Because of the accident, S&P cut ratings on BP, Anadarko, Mitsui & Co. It also put offshore drilling contractor Transocean on “credit watch with negative implications” – a warning to investors that the company will be scrutinised closely and then downgraded if it is affected by liability costs and delays to drilling activities.
As a result of the Department of Interior’s moratorium on issuing new deepwater drilling permits in the Gulf of Mexico, S&P also lowered the credit rating of ATP Oil & Gas, Helix Energy Solutions, Hercules Offshore and Hornbeck Offshore Service, and placed PHI on watch. These firms, together with another 12 named by the agency as “at risk”, develop oil reserves or provide services such as subsea construction, contract drilling or vessels. Many operators declared force majeure against deepwater assets in the Gulf.
Even when the moratorium ends, “the costs of operating in the deepwater Gulf of Mexico, in our opinion, are likely to be higher, with more regulatory hurdles and longer permitting processes.” This will have a negative effect on credit ratings, S&P says.

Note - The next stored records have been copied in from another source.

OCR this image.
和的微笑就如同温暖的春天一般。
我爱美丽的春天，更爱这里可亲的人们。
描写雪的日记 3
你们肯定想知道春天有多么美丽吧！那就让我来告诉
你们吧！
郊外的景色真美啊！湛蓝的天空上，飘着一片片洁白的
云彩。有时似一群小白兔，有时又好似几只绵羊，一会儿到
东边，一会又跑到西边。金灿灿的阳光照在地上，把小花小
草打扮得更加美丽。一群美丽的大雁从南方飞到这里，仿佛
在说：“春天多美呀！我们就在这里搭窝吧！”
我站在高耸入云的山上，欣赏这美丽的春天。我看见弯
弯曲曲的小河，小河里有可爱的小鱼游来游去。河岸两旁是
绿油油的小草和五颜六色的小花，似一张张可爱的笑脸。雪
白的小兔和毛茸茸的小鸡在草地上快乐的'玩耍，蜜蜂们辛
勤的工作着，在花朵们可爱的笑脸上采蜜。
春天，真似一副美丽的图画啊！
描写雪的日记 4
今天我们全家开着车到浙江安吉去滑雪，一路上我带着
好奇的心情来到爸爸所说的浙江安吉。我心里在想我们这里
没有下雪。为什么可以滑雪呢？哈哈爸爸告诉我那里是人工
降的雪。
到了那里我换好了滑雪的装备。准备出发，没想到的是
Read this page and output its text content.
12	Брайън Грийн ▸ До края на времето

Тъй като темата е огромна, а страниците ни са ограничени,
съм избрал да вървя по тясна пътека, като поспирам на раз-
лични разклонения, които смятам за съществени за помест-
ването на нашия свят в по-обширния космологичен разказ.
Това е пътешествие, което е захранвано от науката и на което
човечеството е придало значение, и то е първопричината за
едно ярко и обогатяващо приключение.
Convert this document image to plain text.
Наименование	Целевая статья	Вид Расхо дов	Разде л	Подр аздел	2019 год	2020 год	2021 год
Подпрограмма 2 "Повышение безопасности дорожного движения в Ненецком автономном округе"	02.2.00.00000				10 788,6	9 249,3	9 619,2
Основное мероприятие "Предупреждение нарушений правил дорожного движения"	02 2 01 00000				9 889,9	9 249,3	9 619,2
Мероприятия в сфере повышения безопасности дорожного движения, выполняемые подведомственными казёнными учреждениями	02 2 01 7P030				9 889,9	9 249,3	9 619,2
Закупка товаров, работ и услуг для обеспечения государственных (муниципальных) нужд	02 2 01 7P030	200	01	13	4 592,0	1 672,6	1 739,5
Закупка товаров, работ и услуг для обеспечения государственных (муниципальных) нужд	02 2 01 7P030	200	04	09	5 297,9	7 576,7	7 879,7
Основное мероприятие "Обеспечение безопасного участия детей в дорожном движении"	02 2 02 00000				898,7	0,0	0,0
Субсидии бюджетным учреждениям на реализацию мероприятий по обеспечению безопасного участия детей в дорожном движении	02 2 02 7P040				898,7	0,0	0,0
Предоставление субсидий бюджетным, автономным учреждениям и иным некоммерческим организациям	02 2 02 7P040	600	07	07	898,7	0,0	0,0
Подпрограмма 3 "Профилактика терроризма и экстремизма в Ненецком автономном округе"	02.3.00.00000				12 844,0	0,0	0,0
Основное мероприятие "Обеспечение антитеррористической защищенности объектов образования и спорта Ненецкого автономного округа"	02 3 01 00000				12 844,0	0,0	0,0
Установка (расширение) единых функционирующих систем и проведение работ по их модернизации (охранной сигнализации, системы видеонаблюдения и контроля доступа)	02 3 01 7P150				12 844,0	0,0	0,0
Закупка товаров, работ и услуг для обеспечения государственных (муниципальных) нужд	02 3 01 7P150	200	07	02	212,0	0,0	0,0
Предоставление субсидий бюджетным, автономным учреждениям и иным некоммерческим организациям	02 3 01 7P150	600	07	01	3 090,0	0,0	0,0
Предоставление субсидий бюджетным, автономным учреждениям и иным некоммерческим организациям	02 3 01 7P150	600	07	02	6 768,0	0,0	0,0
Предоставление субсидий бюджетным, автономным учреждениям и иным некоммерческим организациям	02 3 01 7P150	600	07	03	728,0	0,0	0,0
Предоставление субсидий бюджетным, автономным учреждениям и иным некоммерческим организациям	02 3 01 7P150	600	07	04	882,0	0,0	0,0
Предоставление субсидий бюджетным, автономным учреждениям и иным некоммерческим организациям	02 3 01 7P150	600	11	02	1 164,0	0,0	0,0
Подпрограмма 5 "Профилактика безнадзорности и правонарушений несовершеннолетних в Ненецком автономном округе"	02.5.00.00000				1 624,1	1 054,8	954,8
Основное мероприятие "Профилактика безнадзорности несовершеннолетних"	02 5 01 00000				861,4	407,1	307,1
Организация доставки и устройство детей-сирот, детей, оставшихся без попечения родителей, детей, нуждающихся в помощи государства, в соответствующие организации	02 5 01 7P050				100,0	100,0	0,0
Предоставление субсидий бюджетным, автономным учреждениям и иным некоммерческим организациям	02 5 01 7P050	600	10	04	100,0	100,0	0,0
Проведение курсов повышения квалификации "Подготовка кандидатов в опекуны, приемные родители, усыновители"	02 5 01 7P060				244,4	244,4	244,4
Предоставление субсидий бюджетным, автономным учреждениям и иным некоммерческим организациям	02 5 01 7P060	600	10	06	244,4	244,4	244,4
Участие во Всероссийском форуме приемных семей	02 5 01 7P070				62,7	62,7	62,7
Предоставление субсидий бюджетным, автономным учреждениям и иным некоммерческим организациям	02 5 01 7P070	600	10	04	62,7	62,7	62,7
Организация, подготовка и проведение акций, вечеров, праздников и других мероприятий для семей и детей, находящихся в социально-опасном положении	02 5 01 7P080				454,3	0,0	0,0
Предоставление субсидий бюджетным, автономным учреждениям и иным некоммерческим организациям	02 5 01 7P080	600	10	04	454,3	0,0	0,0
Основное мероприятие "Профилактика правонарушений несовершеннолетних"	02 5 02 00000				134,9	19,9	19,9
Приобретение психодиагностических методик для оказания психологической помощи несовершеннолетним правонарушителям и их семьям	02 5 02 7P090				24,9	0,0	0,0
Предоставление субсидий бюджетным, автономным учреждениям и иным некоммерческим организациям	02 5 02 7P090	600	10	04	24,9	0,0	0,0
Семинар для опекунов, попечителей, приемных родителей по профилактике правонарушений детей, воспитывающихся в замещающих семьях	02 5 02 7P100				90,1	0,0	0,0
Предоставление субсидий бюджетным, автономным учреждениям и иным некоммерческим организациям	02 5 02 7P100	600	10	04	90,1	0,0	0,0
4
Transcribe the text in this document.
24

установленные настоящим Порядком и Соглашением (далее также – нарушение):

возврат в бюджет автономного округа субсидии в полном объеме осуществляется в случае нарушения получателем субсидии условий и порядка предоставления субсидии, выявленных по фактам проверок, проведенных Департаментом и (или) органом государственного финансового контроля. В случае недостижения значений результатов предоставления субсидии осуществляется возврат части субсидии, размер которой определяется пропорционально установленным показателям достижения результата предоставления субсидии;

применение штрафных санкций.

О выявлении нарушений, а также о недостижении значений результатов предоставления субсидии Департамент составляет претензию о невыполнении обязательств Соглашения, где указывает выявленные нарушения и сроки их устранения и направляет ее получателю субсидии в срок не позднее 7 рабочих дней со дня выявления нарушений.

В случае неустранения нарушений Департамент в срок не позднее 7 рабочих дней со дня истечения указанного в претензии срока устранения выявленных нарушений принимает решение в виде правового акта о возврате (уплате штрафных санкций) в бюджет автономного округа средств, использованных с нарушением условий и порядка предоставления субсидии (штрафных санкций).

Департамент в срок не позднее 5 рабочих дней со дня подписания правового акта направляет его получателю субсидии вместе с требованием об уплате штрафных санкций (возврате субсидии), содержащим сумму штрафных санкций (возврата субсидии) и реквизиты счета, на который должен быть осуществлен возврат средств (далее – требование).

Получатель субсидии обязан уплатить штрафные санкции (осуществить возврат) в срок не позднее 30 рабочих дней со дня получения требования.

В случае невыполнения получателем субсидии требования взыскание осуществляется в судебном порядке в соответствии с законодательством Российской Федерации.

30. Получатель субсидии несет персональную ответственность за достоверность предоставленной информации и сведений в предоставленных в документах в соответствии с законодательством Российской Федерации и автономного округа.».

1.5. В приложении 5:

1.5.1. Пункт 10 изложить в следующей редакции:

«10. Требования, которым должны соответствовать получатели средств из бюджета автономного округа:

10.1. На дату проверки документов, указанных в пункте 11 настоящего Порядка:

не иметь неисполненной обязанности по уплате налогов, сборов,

Meanwhile, a group of investors with a combined $2.5 billion in assets has sent a joint letter to oil companies seeking greater transparency on their risk reduction strategies for their global offshore oil operations.
Ceres, a coalition of investors and environmental groups, said there are now 14,000 deepwater wells worldwide and production of oil from these wells is set to double, from the current rate of 5 million barrels a day to 10 million a day by 2015.
A second letter is being sent to insurance companies underwriting the oil companies.